The problem with Haswell K-chips (especially retails) is that IMC capable of running PSC at 1333+ 8-12-8-28 on air even at Pentium core/cache speeds is ridicilously difficult to find.
Another problem with result reliability are the frequency-dependant voltage holes with PSC at 1333 and onwards. For example, you can have a kit capable of doing certain settings at 1.78-1.79 all day long, 1.80-1.84 will fail first loop for no apparent reason, 1.85+ will work fine again. When you're on air binning mems, you're usually not in a hurry so you can figure such things out. But when you're pushing other components and just want stable RAM clocks, this might indeed be a big nuisance.

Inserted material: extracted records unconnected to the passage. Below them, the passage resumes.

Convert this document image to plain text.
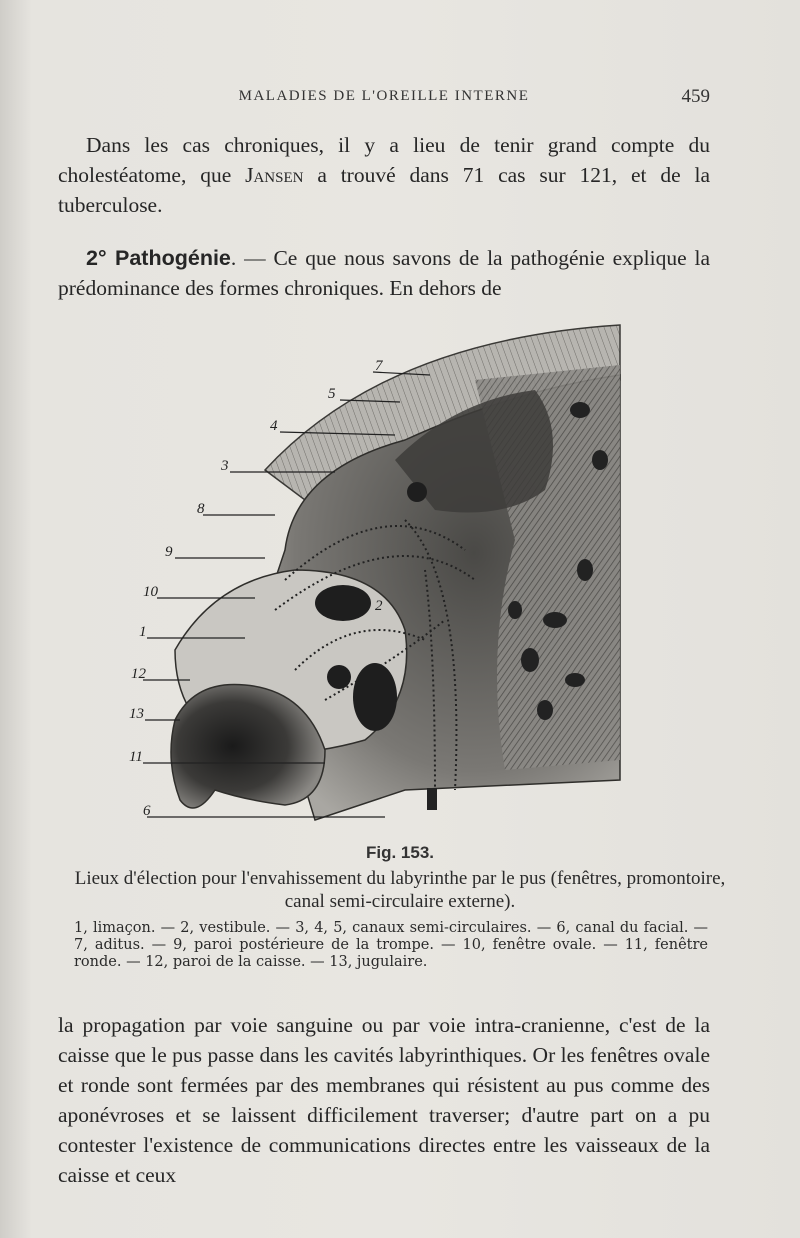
MALADIES DE L'OREILLE INTERNE	459

Dans les cas chroniques, il y a lieu de tenir grand compte du cholestéatome, que Jansen a trouvé dans 71 cas sur 121, et de la tuberculose.

2° Pathogénie. — Ce que nous savons de la pathogénie explique la prédominance des formes chroniques. En dehors de

7
5
4
3
8
9
10
1
12
13
11
6
2
Fig. 153.

Lieux d'élection pour l'envahissement du labyrinthe par le pus (fenêtres, promontoire, canal semi-circulaire externe).

1, limaçon. — 2, vestibule. — 3, 4, 5, canaux semi-circulaires. — 6, canal du facial. — 7, aditus. — 9, paroi postérieure de la trompe. — 10, fenêtre ovale. — 11, fenêtre ronde. — 12, paroi de la caisse. — 13, jugulaire.

la propagation par voie sanguine ou par voie intra-cranienne, c'est de la caisse que le pus passe dans les cavités labyrinthiques. Or les fenêtres ovale et ronde sont fermées par des membranes qui résistent au pus comme des aponévroses et se laissent difficilement traverser; d'autre part on a pu contester l'existence de communications directes entre les vaisseaux de la caisse et ceux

In general, I think that PSC (and may be also some BBSE) are the only ICs running which at high speeds (1333+) with high-clocked i7 is noticeably harder than with low-clocked Pentium. So yes, low-clocked results might be misleading in a way but if you take that into account, you can still make a decent judgement on kit quality rather than shelling out hundreds of dollars/euros on forums/ebay for kits without a single listed result.
What comes to the other ICs - from what I've experienced so far on different kinds of Samsung and Hynix, you get a bigger voltage difference going from board to board than from going from Pentium to a 5GHz i7.